Avrupa’da yeniden sınıf savaşımları

Avrupa’da yanan grev ateşi, kıtada giderek yayılıyor.

İngiliz Independent gazetesi, Mart ayıyla beraber Avrupa’nın her yanına yayılan grev ve eylem dalgası için “1968’in devrimci kalkışmalarından bu yana görülen en büyük isyan dalgası” tanımlamasını yaptı.

Belki 1968, belki de 19’uncu yüzyılın ilk yarısındaki kalkışma dönemleri... Ancak Avrupa’daki tablonun, kıta tarihindeki bazı önemli sınıf savaşımı dönemlerini andırdığı kesin.

Ekonomik krizin vurduğu Avrupa’da burjuvazi önce halkın parasıyla batık bankaları kurtarmaya başlayıp, ardından da emekçilerin haklarını tırpanlama saldırısına girişince, grevler Avrupa’nın birçok ülkesine yayıldı.

En önemli örnek, krizin de şimdiye dek en kötü vurduğu ülke olan Yunanistan oldu. Yunanistan’da Aralık ayında başlayan grevler, sosyal demokrat PASOK hükümetinin emekçilere büyük bir saldırı niteliğindeki krizden çıkma planını açıklamasıyla birlikte sıklaştı ve büyüdü. Ülke her iki haftada bir genel grevle sarsılıyor.

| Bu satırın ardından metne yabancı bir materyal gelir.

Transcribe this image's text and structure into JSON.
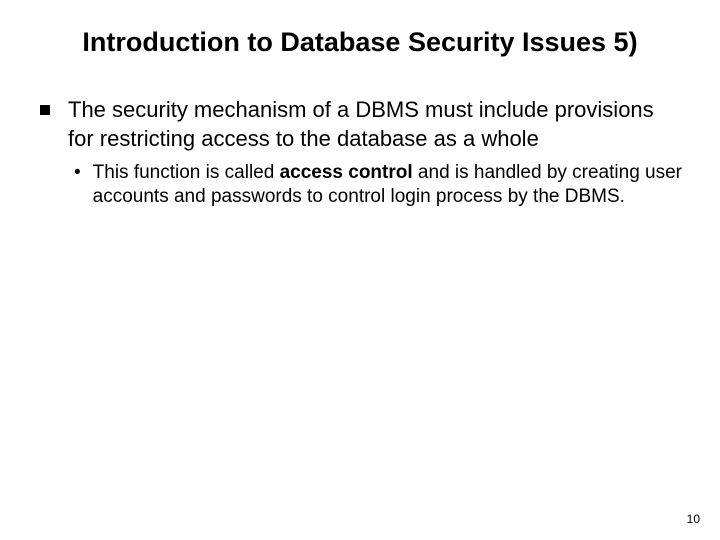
{
  "slide": {
    "title": "Introduction to Database Security Issues 5)",
    "bullet1": "The security mechanism of a DBMS must include provisions for restricting access to the database as a whole",
    "sub_pre": "This function is called ",
    "sub_bold": "access control",
    "sub_post": " and is handled by creating user accounts and passwords to control login process by the DBMS.",
    "page_number": "10"
  }
}
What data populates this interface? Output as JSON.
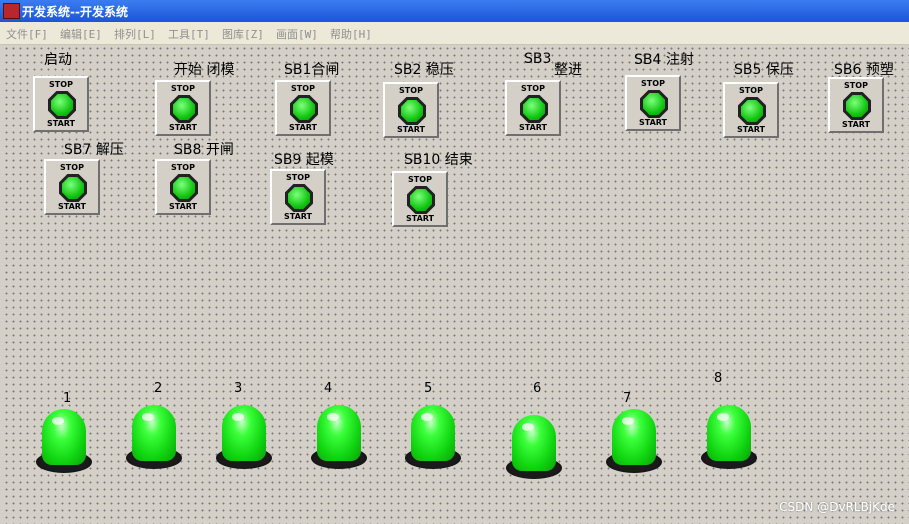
{
  "window": {
    "title": "开发系统--开发系统"
  },
  "menu": [
    "文件[F]",
    "编辑[E]",
    "排列[L]",
    "工具[T]",
    "图库[Z]",
    "画面[W]",
    "帮助[H]"
  ],
  "button_face": {
    "stop": "STOP",
    "start": "START"
  },
  "buttons": [
    {
      "id": "qidong",
      "label": "启动"
    },
    {
      "id": "start-close-mold",
      "label": "开始 闭模"
    },
    {
      "id": "sb1",
      "label": "SB1合闸"
    },
    {
      "id": "sb2",
      "label": "SB2 稳压"
    },
    {
      "id": "sb3",
      "label": "SB3",
      "label2": "整进"
    },
    {
      "id": "sb4",
      "label": "SB4 注射"
    },
    {
      "id": "sb5",
      "label": "SB5 保压"
    },
    {
      "id": "sb6",
      "label": "SB6 预塑"
    },
    {
      "id": "sb7",
      "label": "SB7 解压"
    },
    {
      "id": "sb8",
      "label": "SB8 开闸"
    },
    {
      "id": "sb9",
      "label": "SB9 起模"
    },
    {
      "id": "sb10",
      "label": "SB10 结束"
    }
  ],
  "lamps": [
    "1",
    "2",
    "3",
    "4",
    "5",
    "6",
    "7",
    "8"
  ],
  "lamp_color": "#10d410",
  "watermark": "CSDN @DvRLBjKde"
}
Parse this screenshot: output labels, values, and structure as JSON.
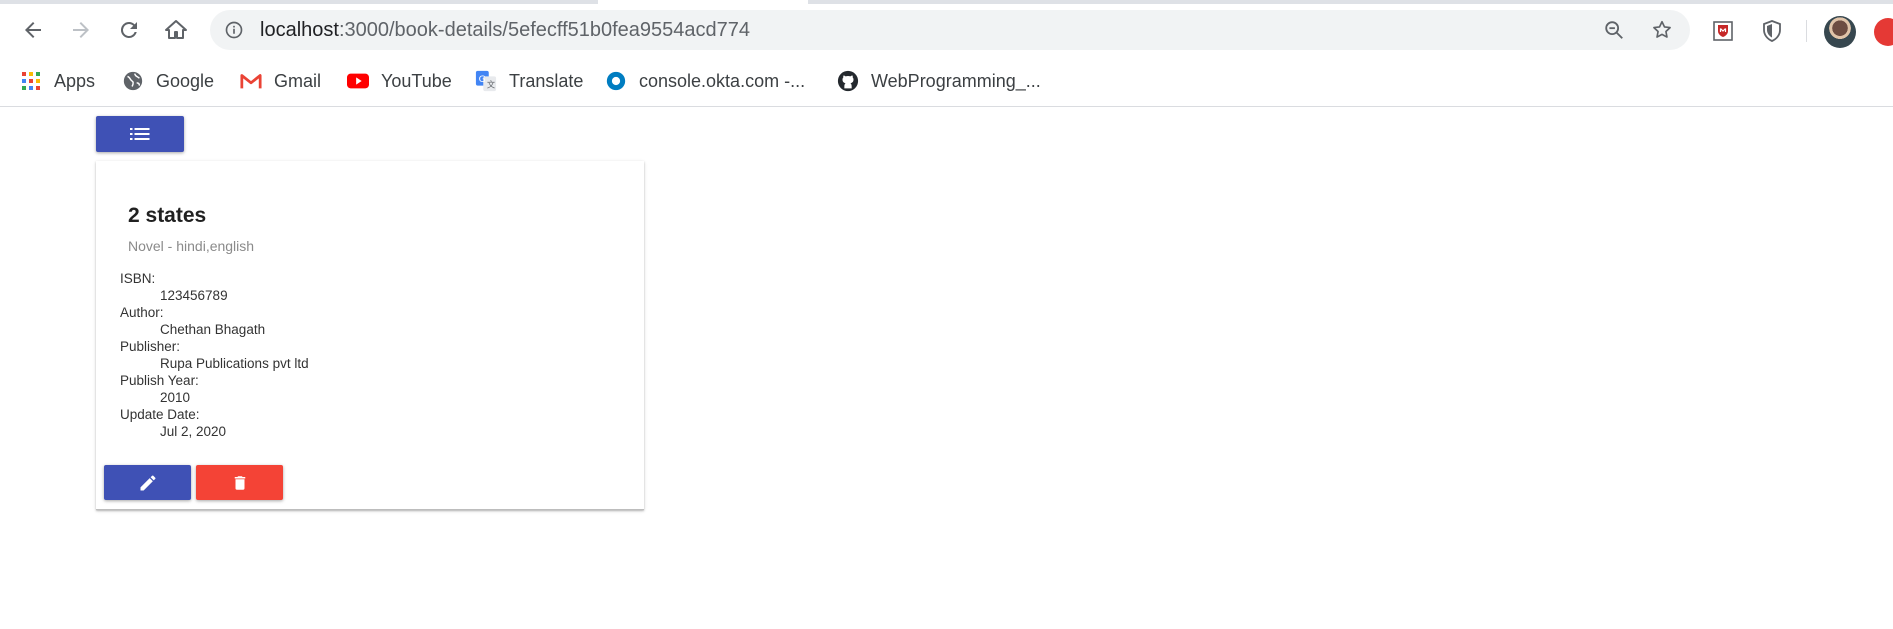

Şubat ayının son haftası, Almanya’nın en büyük havayolu şirketi olan Lufthansa’da çalışan 4500 pilotun 4 günlük bir greve gitmesiyle başlamış, aynı gün Fransa’da hava trafik kontrolörleri de greve başlarken, Total petrol rafinerilerindeki işçiler kapanma tehlikesi olan bir rafinerideki arkadaşlarına destek grevlerini sürdürmüşlerdi. Aynı gün, İngiliz Havayolları’nda işçiler grev kararı aldılar. Bu grevlerin ertesi günü İspanya’nın Madrid, Barcelona ve Valencia kentlerinde Sosyalist Parti (PSOE) hükümetinin “kamu harcamalarını kısma” önlemlerine karşı kitlesel eylemler düzenlendi. Çek Cumhuriyeti’nde sendikalar, 1 Mart için ulaşımda grev yapma kararı aldılar.

Mart ayının başlamasıyla birlikte İspanya’da devlet radyo ve televizyonu RTVE işçileri, Fransa’da ise yargıç ve avukatlar greve çıktı. İngiltere’de Sussex Üniversitesi’nde grev yaşandı. 20 Mart’ta İngiliz Havayolları’nda grev başladı. Grev nedeniyle binden fazla uçuş iptal edildi. İngiltere’de havayolunun ardından 25 Mart’ta da demiryolu işçileri dört günlük grev yapma kararı aldılar. Başbakan Gordon Brown grevi engellemek için açıklamalarda bulunurken, sendikayla patronlar arasındaki görüşmeler Pazartesi günü tekrar başlayacak. İngiliz Havayolları’nda bugün yeniden grev başlıyor.

Merkez ülkelerde de grevlerin yükselmesi ve ekonomik durumun kötüye gitmesi, Avrupa’nın çevre ülkelerinde patlama risklerini de artırıyor. Örneğin Yunanistan’daki sıkıntılar, burada sayıları oldukça fazla olan göçmen işçiler ve Yunan sermayesinin bu ülkelerdeki varlığı nedeniyle Balkanlar’daki diğer ülkeleri de etkiliyor. Baltık ülkeleri ve doğu Avrupa’daki diğer ülkeler, krizden çok kötü etkilenmiş durumdalar.

İtalya’da ise Berlusconi hükümetiyle sol güçler arasındaki mücadele kızışıp bir “soğuk savaş” dönemine girerken, ülkede faşizm de giderek yükseliyor. Berlusconi karşıtı büyük protestolara hükümetin yanıtı kendi yandaşlarını sokağa dökmek olurken, göçmenlerin bulunduğu yerlere ve solcu derneklere saldırılar yaşanıyor.

Yeni gelişmeler, Avrupa’da sınıf savaşımının daha da kızışacağına işaret ediyor.